Future of Food
Carbon Dioxide- the Superhero Molecule of the 21st Century
CO 2, a greenhouse gas that was once considered a villain has now become an uprising superhero, a hero on whom all of us are relying upon to save us and our planet. Innovators and promoters of sustainable development, across the globe, are now trying to capture excess CO 2 and turn it into meat, alcohol, concrete, fuel, plastics and whatnot. It seems nowadays everyone is trying to make everything out of CO 2.
How are they doing it?
A lot of research organizations and companies are building their sustainable production systems around a technology, generally referred as DAC- Direct Air Capture. This relatively new technology can be used to capture CO 2 from atmosphere, diluted gasses and distributed sources of carbon via industrial processes.
To keep it short and simple, this carbon capturing system consists of 3 main elements- contacting area, solvent or sorbent and regeneration module. The contacting area facilitates airflow through the model and allows sorbent access to ambient air, increasing the absorption/ adsorption of CO 2 molecules. These carbon dioxide molecules are then removed from solvent/sorbent through application of energy, while the regeneration module simultaneously regenerates the solvent/sorbent for re-use.
This technology is in early commercial stages. In addition to DAC, other approaches that have been suggested to capture CO 2 are Electrochemical CO2 Capturing and Ion-Exchange Resin method.
Food Companies using CO2 Capturing Systems
With growing global population, the demand for global food has also increased. That’s why, to ensure global food security, a lot of food startups have come up in the last few years and are working to develop food production systems using CO 2 capturing techniques. With this development, they’ll be able to produce food that is sustainable and relatively environment friendly.

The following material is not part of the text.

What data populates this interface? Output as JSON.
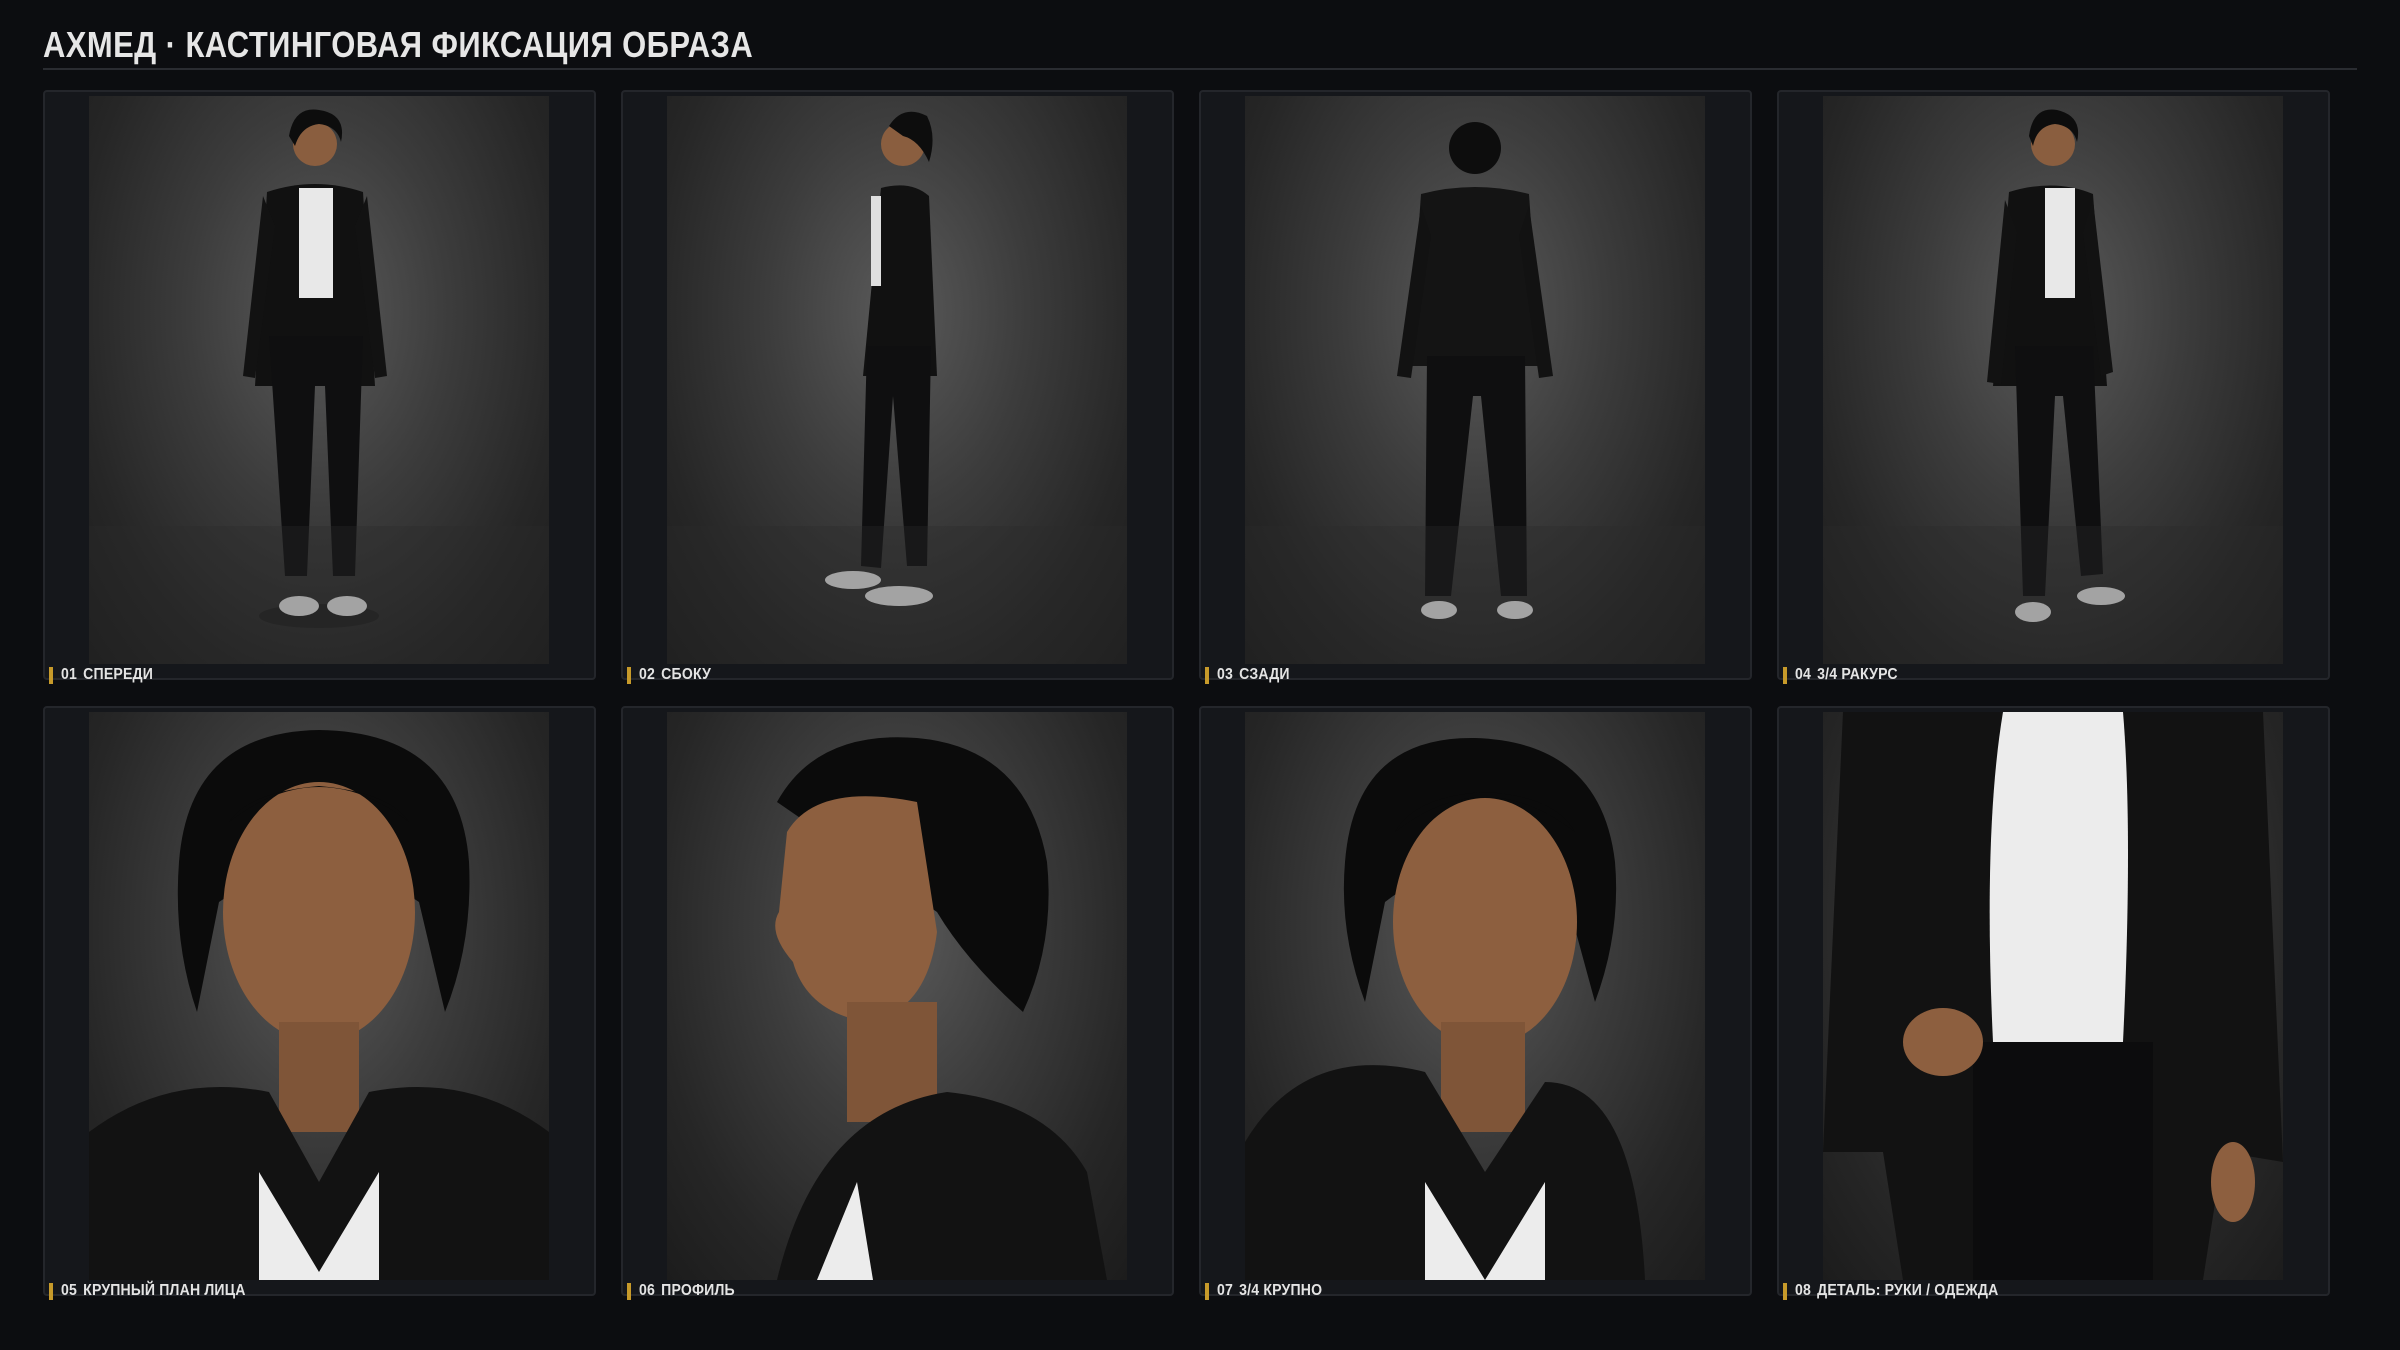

Here are the few examples of organizations and innovators who are capturing the culprit of global warming- CO 2- and working on converting it into food products.
Air into alcohol
Vodka, a fairly tasteless and neutral spirit product, is made mainly from the fermentation and distillation of grains, potatoes, sugar beet, grapes or cassava- depending on the local availability and cost. But a U.S based team of innovators ( Air Co.) has found a new way to make alcohol, without any grains or grapes. They have been working to develop an electrochemical conversion system that’ll allow them to make vodka from air.
How they do it? They split water into hydrogen and oxygen. They make this hydrogen react with carbon dioxide (that they have captured) under the influence of a catalyst.
Then it’s simple, CO2 + H2 = H2O + Alcohol
They then take this ethanol (alcohol) and distill it (using solar energy) to make vodka. They fill the bottles manually and are now selling them only in person. Since, this company is operating locally; its distribution CO 2 emissions are very low.
Air into Meat
Companies like Air Protein are working to produce meat from air-made protein. They, like Solar Foods, are using single cell microorganisms to convert CO 2 into protein.
In the system developed by them, these single celled microorganisms, called hydrogenotrophs, along with air elements (like CO 2, O 2 and nitrogen), water and mineral nutrients work together to create protein. This protein is said to be tasteless and it has the same amino acid profile as of animal protein.
Air into fish-food
Novonutrients, another startup, has developed a system where they take industrial waste CO 2 and transform it into fish food protein using carbon removal technology.
Will it really work?
While it feels hopeful to know that so many companies are working to develop sustainable production systems, it is important to know that DAC will alone not be able to save us from climate change. The success of DAC depends on various other factors such as- market demand, consumer acceptability, and development of supporting technologies.